Niklas: Bei der zweiten Folge habe ich vorgeschlagen, den Text ziemlich durchzuskripten, wie man das auch beim Radio macht. Das ist natürlich deutlich mehr Arbeit und klingt auch weniger spontan. Jetzt in der Dritten wollen wir etwas dazwischen finden. Mir ist es wichtig, dass es nicht zu lang wird.

Gibt es schon ein Thema für die nächste Folge?

Niklas: Wir wollten darüber sprechen, wie man einen Podcast startet. Mir hat eine Freundin erzählt, dass sie ‚Hinter den Zeilen’ gehört hat und selbst auch einen Podcast starten möchte. Ich habe dann gleich nachgefragt, wie sie ihn veröffentlichen will und mit welchem Dienstleister.

Sind das nicht Detailfragen?

Niklas: Weil es mich interessiert hat, bin ich gleich sehr spezifisch geworden und habe festgestellt, dass sie sich mit diesen technischen Fragen noch nicht beschäftigt hatte. Ich habe dann an Tobias und mich gedacht: Erst nachdem wir ein Thema gefunden und sogar schon die erste Aufnahme gemacht hatten, haben wir uns über die Veröffentlichung Gedanken gemacht. 

Niklas Münch und Tobias Hausdorf © Joris Felix

Wenn da doch so viel Arbeit dahintersteckt, war der Podcast also kein spontaner Corona-Einfall?

Tobias: Der Ausnahmezustand hat den Prozess vielleicht begünstigt, aber die Idee hatten wir eigentlich schon länger. Weil uns Radio echt gut gefallen hat, stand die Idee erst mal so diffus im Raum, wurde allmählich konkreter und als Corona kam, haben wir dann schließlich angefangen.

Stand von Beginn an fest, dass ihr euch kritisch mit der Journalismus-Branche auseinandersetzen wollt oder habt ihr noch andere Formate in der Schublade?

Niklas: Der Mimikry-Podcast war noch eine Überlegung – das war eigentlich echt eine lustige Idee – und so ein bisschen machen wir das jetzt auch.

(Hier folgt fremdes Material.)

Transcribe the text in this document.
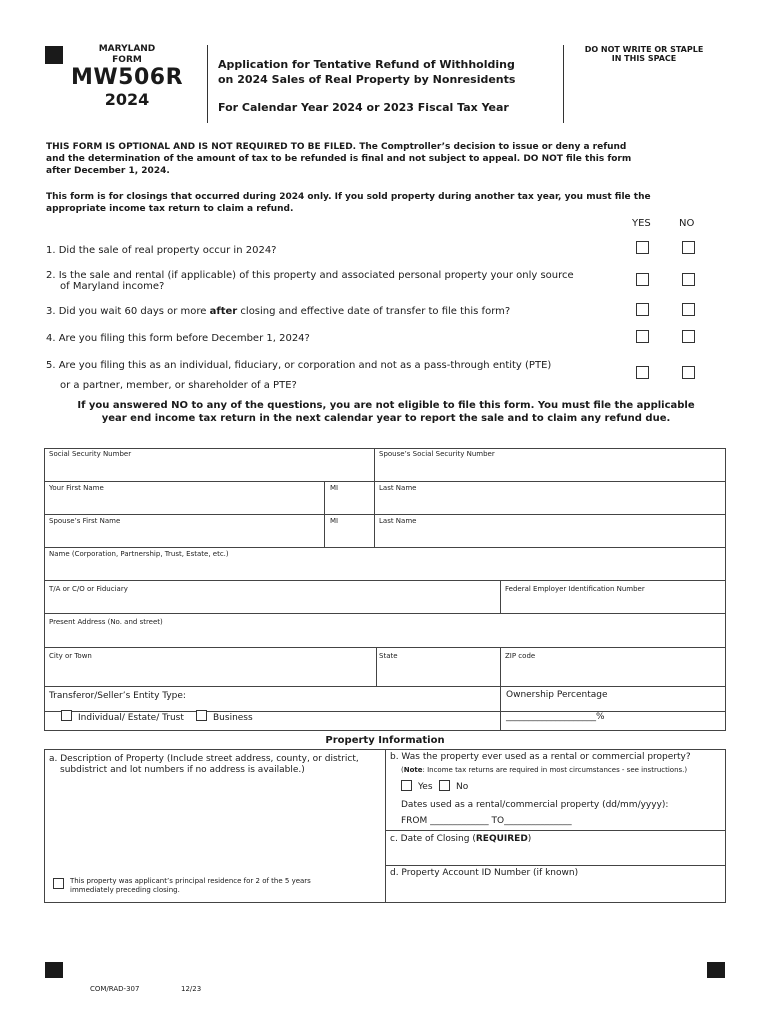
MARYLAND
FORM
MW506R
2024
Application for Tentative Refund of Withholding
on 2024 Sales of Real Property by Nonresidents
For Calendar Year 2024 or 2023 Fiscal Tax Year
DO NOT WRITE OR STAPLE
IN THIS SPACE
THIS FORM IS OPTIONAL AND IS NOT REQUIRED TO BE FILED. The Comptroller’s decision to issue or deny a refund
and the determination of the amount of tax to be refunded is final and not subject to appeal. DO NOT file this form
after December 1, 2024.
This form is for closings that occurred during 2024 only. If you sold property during another tax year, you must file the
appropriate income tax return to claim a refund.
YES	NO
1. Did the sale of real property occur in 2024?
2. Is the sale and rental (if applicable) of this property and associated personal property your only source
of Maryland income?
3. Did you wait 60 days or more after closing and effective date of transfer to file this form?
4. Are you filing this form before December 1, 2024?
5. Are you filing this as an individual, fiduciary, or corporation and not as a pass-through entity (PTE)
or a partner, member, or shareholder of a PTE?
If you answered NO to any of the questions, you are not eligible to file this form. You must file the applicable
year end income tax return in the next calendar year to report the sale and to claim any refund due.
Social Security Number	Spouse’s Social Security Number
Your First Name	MI	Last Name
Spouse’s First Name	MI	Last Name
Name (Corporation, Partnership, Trust, Estate, etc.)
T/A or C/O or Fiduciary	Federal Employer Identification Number
Present Address (No. and street)
City or Town	State	ZIP code
Transferor/Seller’s Entity Type:
Individual/ Estate/ Trust	Business
Ownership Percentage
____________________%
Property Information
a. Description of Property (Include street address, county, or district,
subdistrict and lot numbers if no address is available.)
This property was applicant’s principal residence for 2 of the 5 years
immediately preceding closing.
b. Was the property ever used as a rental or commercial property?
(Note: Income tax returns are required in most circumstances - see instructions.)
Yes	No
Dates used as a rental/commercial property (dd/mm/yyyy):
FROM _____________ TO_______________
c. Date of Closing (REQUIRED)
d. Property Account ID Number (if known)
COM/RAD-307	12/23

Um was sollte es da gehen? 

Tobias: Das Konzept wäre, dass jede Folge in dem Format eines anderen Podcast aufgezogen wird. Es gibt so viele Ansätze einen Podcast zu füllen, die wir dann „kopiert“ hätten. Ich fand das eigentlich eine mega Idee, allerdings sehr aufwändig und ein bisschen zu ambitioniert für den Beginn.

Niklas: Wobei auch in dem jetzigen Format nicht jede Folge gleich ist. Wir wollen uns Gäste reinholen – vielleicht jemanden, der schon in der Medienbranche angekommen ist. True Crime werden wir jetzt zwar nicht hinbekommen, aber wie eine Recherche abläuft, haben wir ja auch zu erzählen.

Wie ihr erzählt, haben euch eure Familien am Anfang der Journalistenschule vor den aussichtslosen Jobaussichten gewarnt.  Werden die Printmedien vom Podcast abgelöst? 

Tobias: Ich glaube, es ist schon noch immer eine Nische. Man hat zwar gerade das Gefühl, dass jeder Verlag einen Podcast startet, aber wenn man sich Statistiken dazu anschaut, sieht man, dass über Audio nur ein paar Prozent der Bevölkerung erreicht werden. 

Niklas: Ich hab letztens eine Folge feed dive  von Podigee gehört – das ist ein Dienstleister rund ums Podcasting – die haben berichtet, dass die Anzahl der Veröffentlichungen seit Corona weltweit angestiegen ist. In Deutschland hat das Format besonders durch den Drosten-Podcast an Popularität gewonnen. 

Und was hört ihr selbst gerne für Podcasts?

Tobias: Was ich richtig gerne höre sind ausführlichere Geschichten. Zum Beispiel wenn eine Recherche beschrieben wird und du dann über ein paar Folgen hinweg eintauchen kannst. Das Beste in dem Bereich kommt bisher aus den USA.

Hast du ein Beispiel? 

Tobias: Das kann ich gar nicht sagen. Niklas, du empfiehlst mir da immer was.

Niklas: Ja, ich bin auch Fan von den Storytelling-Podcasts und Audio-Dokumentationen. Das ist witzig, weil wir beide von diesen ‚Laber-Podcasts’, wie wir jetzt selbst einen machen, gar nicht so viel halten. 

Moment mal. Ihr seid bisher gar nicht so überzeugt?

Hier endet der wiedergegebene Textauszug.